Ten years on, residents of Port Moresby and Lae will have to put up with ongoing electricity blackouts in the short-term, says PNG Power chief executive officer Tony Koiri.
They have been experiencing a spate of blackouts since last year, resulting in business houses and individuals losing million in business and private property such as electrical appliances, as well as experiencing security problems and many others.
Koiri says while the blackout problem in Port Moresby will be somewhat alleviated by the end of this month with a new gas turbine at the privately-owned Kanudi power station in Port Moresby, Lae residents will have to be patient as the main station at Yonki in Eastern Highlands, Ramu 1, needed a complete refurbishment, similar to what was done at Rouna 2 outside Port Moresby.
|This is a picture of the new Kanudi gas turbine power station, which is expected to be operational by the end of this month and help to alleviate ongoing blackouts in Port Moresby.-Picture courtesy of PNG POWER|
No time frame for refurbishment work at Yonki, or when the new power station at Malahang would be built, were given.
Koiri says Port Moresby currently needs 100 megawatts of power, however, only 54 MW are currently being supplied by Rouna, Kanudi and Moitaka power stations.
“The main contributing factor is the huge growth in demand of electricity with all the developments,” he tells me.
“Growth is running at about 10% (electricity demand) per annum.
“That’s the highest.
“On average, when you look at the past 20 years, the growth rate was about 2.5%
“This is a five-fold increase in electricity demand over the last two years.
“We never envisaged that the growth would be that much.
“All our planning was based on very conservative estimates.
“A lot of cities around the world don’t even have 10% growth, maybe in countries like India and China, but not the others.
“We need to quickly look at what generations options we have.
“Things like, for example hydro projects, take about four years to bring on line.
“Large thermal power stations take about two to three years.
“For us, this can’t solve our problems, so we go for expensive options like putting up gas turbines, like the one installed at Kanudi.
“We are hoping that this comes on line at the end of February.
“As far as the city is concerned, we are meeting demand now, but for us to properly manage the huge power supply system, we need to build up redundancy.

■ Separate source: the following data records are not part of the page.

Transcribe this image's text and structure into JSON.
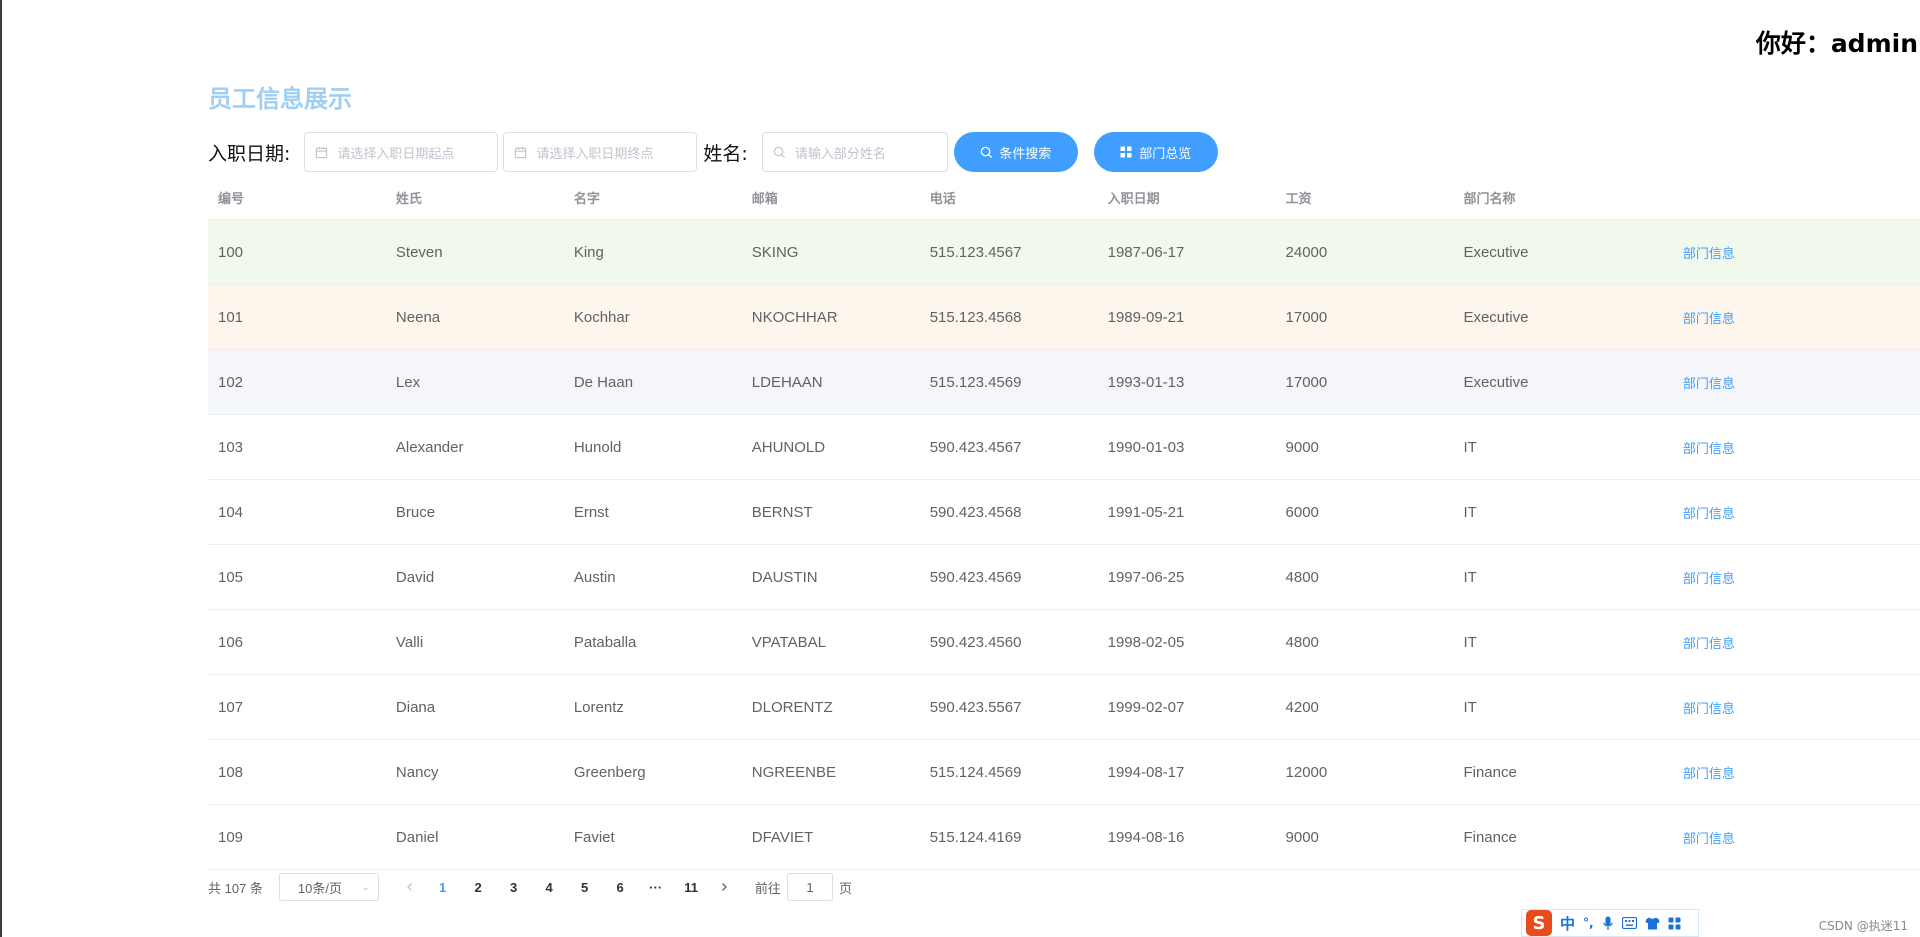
{
  "header": {
    "greeting": "你好：admin"
  },
  "page": {
    "title": "员工信息展示"
  },
  "filters": {
    "hire_date_label": "入职日期:",
    "start_placeholder": "请选择入职日期起点",
    "end_placeholder": "请选择入职日期终点",
    "name_label": "姓名:",
    "name_placeholder": "请输入部分姓名",
    "search_button": "条件搜索",
    "dept_overview_button": "部门总览"
  },
  "table": {
    "columns": [
      "编号",
      "姓氏",
      "名字",
      "邮箱",
      "电话",
      "入职日期",
      "工资",
      "部门名称"
    ],
    "action_label": "部门信息",
    "rows": [
      [
        "100",
        "Steven",
        "King",
        "SKING",
        "515.123.4567",
        "1987-06-17",
        "24000",
        "Executive"
      ],
      [
        "101",
        "Neena",
        "Kochhar",
        "NKOCHHAR",
        "515.123.4568",
        "1989-09-21",
        "17000",
        "Executive"
      ],
      [
        "102",
        "Lex",
        "De Haan",
        "LDEHAAN",
        "515.123.4569",
        "1993-01-13",
        "17000",
        "Executive"
      ],
      [
        "103",
        "Alexander",
        "Hunold",
        "AHUNOLD",
        "590.423.4567",
        "1990-01-03",
        "9000",
        "IT"
      ],
      [
        "104",
        "Bruce",
        "Ernst",
        "BERNST",
        "590.423.4568",
        "1991-05-21",
        "6000",
        "IT"
      ],
      [
        "105",
        "David",
        "Austin",
        "DAUSTIN",
        "590.423.4569",
        "1997-06-25",
        "4800",
        "IT"
      ],
      [
        "106",
        "Valli",
        "Pataballa",
        "VPATABAL",
        "590.423.4560",
        "1998-02-05",
        "4800",
        "IT"
      ],
      [
        "107",
        "Diana",
        "Lorentz",
        "DLORENTZ",
        "590.423.5567",
        "1999-02-07",
        "4200",
        "IT"
      ],
      [
        "108",
        "Nancy",
        "Greenberg",
        "NGREENBE",
        "515.124.4569",
        "1994-08-17",
        "12000",
        "Finance"
      ],
      [
        "109",
        "Daniel",
        "Faviet",
        "DFAVIET",
        "515.124.4169",
        "1994-08-16",
        "9000",
        "Finance"
      ]
    ]
  },
  "pagination": {
    "total_text": "共 107 条",
    "page_size": "10条/页",
    "pages": [
      "1",
      "2",
      "3",
      "4",
      "5",
      "6",
      "···",
      "11"
    ],
    "current_page": "1",
    "goto_prefix": "前往",
    "goto_value": "1",
    "goto_suffix": "页"
  },
  "ime": {
    "logo": "S",
    "mode": "中",
    "punct": "°,"
  },
  "watermark": "CSDN @执迷11",
  "colors": {
    "accent": "#409eff",
    "title": "#a0cff3",
    "row_success": "#f0f9eb",
    "row_warning": "#fdf6ec",
    "row_info": "#f4f6f9"
  }
}
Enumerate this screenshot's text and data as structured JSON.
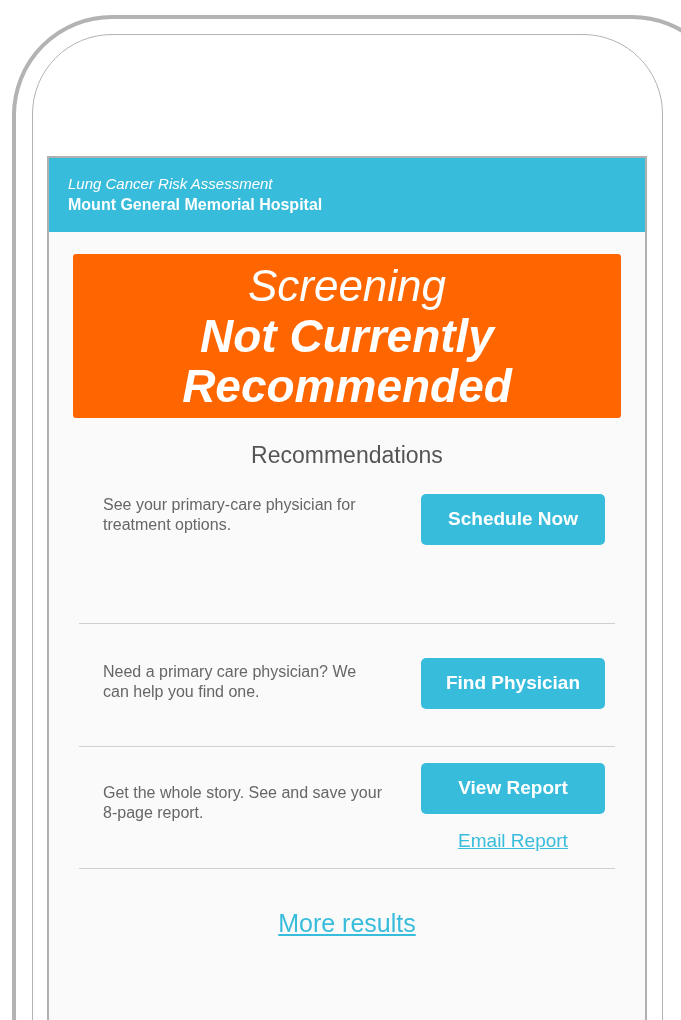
{
  "header": {
    "subtitle": "Lung Cancer Risk Assessment",
    "title": "Mount General Memorial Hospital"
  },
  "banner": {
    "line1": "Screening",
    "line2": "Not Currently Recommended"
  },
  "section_title": "Recommendations",
  "recommendations": [
    {
      "text": "See your primary-care physician for treatment options.",
      "button": "Schedule Now"
    },
    {
      "text": "Need a primary care physician? We can help you find one.",
      "button": "Find Physician"
    },
    {
      "text": "Get the whole story. See and save your 8-page report.",
      "button": "View Report",
      "link": "Email Report"
    }
  ],
  "more_link": "More results"
}
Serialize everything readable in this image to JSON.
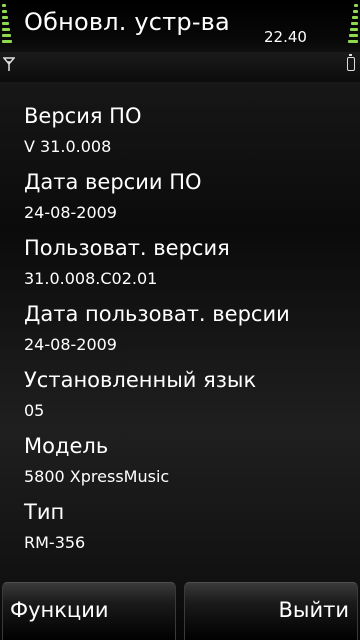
{
  "header": {
    "title": "Обновл. устр-ва",
    "clock": "22.40"
  },
  "status": {
    "signal_icon": "antenna-icon",
    "battery_icon": "battery-icon",
    "accent_color": "#8ed94f"
  },
  "info": {
    "items": [
      {
        "label": "Версия ПО",
        "value": "V 31.0.008"
      },
      {
        "label": "Дата версии ПО",
        "value": "24-08-2009"
      },
      {
        "label": "Пользоват. версия",
        "value": "31.0.008.C02.01"
      },
      {
        "label": "Дата пользоват. версии",
        "value": "24-08-2009"
      },
      {
        "label": "Установленный язык",
        "value": "05"
      },
      {
        "label": "Модель",
        "value": "5800 XpressMusic"
      },
      {
        "label": "Тип",
        "value": "RM-356"
      }
    ]
  },
  "softkeys": {
    "left_label": "Функции",
    "right_label": "Выйти"
  }
}
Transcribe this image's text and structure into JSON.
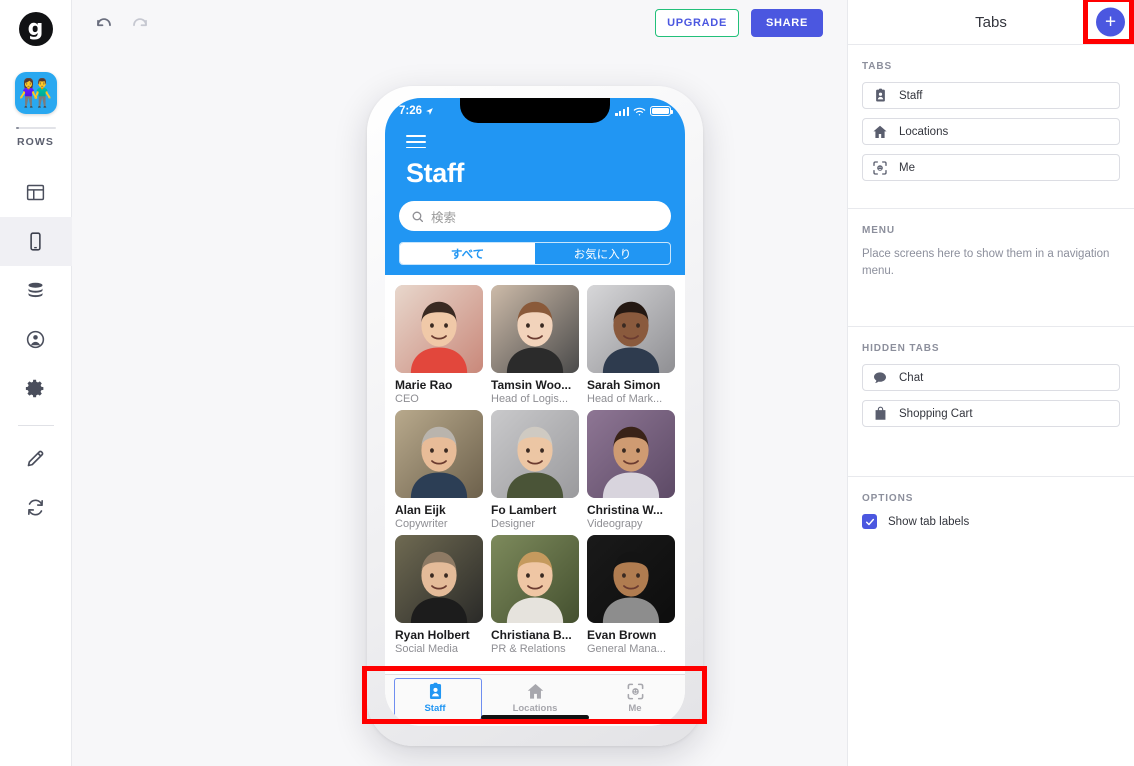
{
  "rail": {
    "logo_glyph": "g",
    "app_icon_glyph": "👫",
    "rows_label": "ROWS",
    "items": [
      {
        "name": "layout-icon",
        "label": "Layout",
        "active": false
      },
      {
        "name": "device-icon",
        "label": "Device",
        "active": true
      },
      {
        "name": "database-icon",
        "label": "Data",
        "active": false
      },
      {
        "name": "account-icon",
        "label": "Users",
        "active": false
      },
      {
        "name": "gear-icon",
        "label": "Settings",
        "active": false
      },
      {
        "name": "pencil-icon",
        "label": "Edit",
        "active": false
      },
      {
        "name": "refresh-icon",
        "label": "Refresh",
        "active": false
      }
    ]
  },
  "toolbar": {
    "undo_label": "Undo",
    "redo_label": "Redo",
    "upgrade_label": "UPGRADE",
    "share_label": "SHARE",
    "upgrade_border_color": "#22c07a",
    "upgrade_text_color": "#4b57e0",
    "share_bg_color": "#4b57e0"
  },
  "phone": {
    "accent_color": "#2196f3",
    "status": {
      "time": "7:26",
      "location_arrow": "➤"
    },
    "app": {
      "title": "Staff",
      "search_placeholder": "検索",
      "segments": [
        {
          "label": "すべて",
          "selected": true
        },
        {
          "label": "お気に入り",
          "selected": false
        }
      ],
      "people": [
        {
          "name": "Marie Rao",
          "role": "CEO",
          "c1": "#e8d7cc",
          "c2": "#c9887a",
          "shirt": "#e2473c",
          "skin": "#f0c9a8",
          "hair": "#3a2a22"
        },
        {
          "name": "Tamsin Woo...",
          "role": "Head of Logis...",
          "c1": "#cdbba9",
          "c2": "#4a4a4a",
          "shirt": "#2b2b2b",
          "skin": "#f2d3bb",
          "hair": "#8a5a3a"
        },
        {
          "name": "Sarah Simon",
          "role": "Head of Mark...",
          "c1": "#d7d7d9",
          "c2": "#8f8f93",
          "shirt": "#2e3b4e",
          "skin": "#8a5a3d",
          "hair": "#241812"
        },
        {
          "name": "Alan Eijk",
          "role": "Copywriter",
          "c1": "#b8a98c",
          "c2": "#6d614c",
          "shirt": "#2c3e55",
          "skin": "#e8bc98",
          "hair": "#b9b4ad"
        },
        {
          "name": "Fo Lambert",
          "role": "Designer",
          "c1": "#c9c9cb",
          "c2": "#9a9a9d",
          "shirt": "#4a5437",
          "skin": "#ecc6a4",
          "hair": "#cfcac2"
        },
        {
          "name": "Christina W...",
          "role": "Videograpy",
          "c1": "#8e7694",
          "c2": "#5d4a66",
          "shirt": "#d8d4dd",
          "skin": "#cf9b72",
          "hair": "#3a2318"
        },
        {
          "name": "Ryan Holbert",
          "role": "Social Media",
          "c1": "#6f6a52",
          "c2": "#2a2a28",
          "shirt": "#1c1c1c",
          "skin": "#e4bb99",
          "hair": "#8e7a64"
        },
        {
          "name": "Christiana B...",
          "role": "PR & Relations",
          "c1": "#7d8a5c",
          "c2": "#44502f",
          "shirt": "#e6e3dd",
          "skin": "#efc6a4",
          "hair": "#c59a5e"
        },
        {
          "name": "Evan Brown",
          "role": "General Mana...",
          "c1": "#1a1a1a",
          "c2": "#0d0d0d",
          "shirt": "#8d8d8d",
          "skin": "#b07c50",
          "hair": "#141414"
        }
      ],
      "tabs": [
        {
          "label": "Staff",
          "icon": "badge-icon",
          "selected": true
        },
        {
          "label": "Locations",
          "icon": "home-icon",
          "selected": false
        },
        {
          "label": "Me",
          "icon": "face-id-icon",
          "selected": false
        }
      ]
    }
  },
  "panel": {
    "title": "Tabs",
    "add_button_label": "+",
    "tabs_section": {
      "label": "TABS",
      "items": [
        {
          "label": "Staff",
          "icon": "badge-icon"
        },
        {
          "label": "Locations",
          "icon": "home-icon"
        },
        {
          "label": "Me",
          "icon": "face-id-icon"
        }
      ]
    },
    "menu_section": {
      "label": "MENU",
      "hint": "Place screens here to show them in a navigation menu."
    },
    "hidden_section": {
      "label": "HIDDEN TABS",
      "items": [
        {
          "label": "Chat",
          "icon": "chat-bubble-icon"
        },
        {
          "label": "Shopping Cart",
          "icon": "shopping-bag-icon"
        }
      ]
    },
    "options_section": {
      "label": "OPTIONS",
      "show_tab_labels": {
        "label": "Show tab labels",
        "checked": true
      }
    }
  },
  "annotations": {
    "color": "#ff0000",
    "boxes": [
      {
        "name": "tab-bar-highlight",
        "target": "phone-tab-bar"
      },
      {
        "name": "add-tab-highlight",
        "target": "panel-add-button"
      }
    ]
  }
}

“We need about 24 megawatts of additional supply reserves to properly manage the power supply system in the city.
“With the gas turbine in February and redundancy units, we should have enough to meet demands, at least for the next six to eight month.
“By the end of this year, PPL needs to put in an additional 30 megawatts of diesel generation, just to meet increased demands and to have the reserves that we need.
“In the long term, we are looking at developing Naoro/Brown River hydro project which will give us 80 megawatts.
“We are anticipating, come 2015, for the power station to be up and running.
“We are also hoping that by 2014, some gas from the first LNG project will be made available for power generation.
“With these two projects, power supply in the city of Port Moresby will be secure from a generation point of view.
“Obviously, network type improvements will have to be invested in, including upgrading, and new lines.”
Koiri says in Lae, the main problem is that PNGPPL’s main station at Yonki, Ramu 1, needs a complete refurbishment, similar to what was done at Rouna 2.
|Transmission lines at Golden Pine Bulolo.-Picture by ROCKY ROE|
“The refurbishment project should take two years.
“Short-term solutions to the ongoing power outages in Lae are required.
“We are investigating acquisition of a new power station at Malahang.
“The power station will be sufficient to meet all of Lae’s requirements.
“We need to put that out quickly.”
“The issue of funding is now being discussed with patrons like Nambawan Super, in conjunction with IPBC.”
Koiri says PNGPPL is hoping to sign a memorandum of understanding with Nambawan Super for some assistance.
Meantime, stock up on the candles, and sing along with the Bee Gees!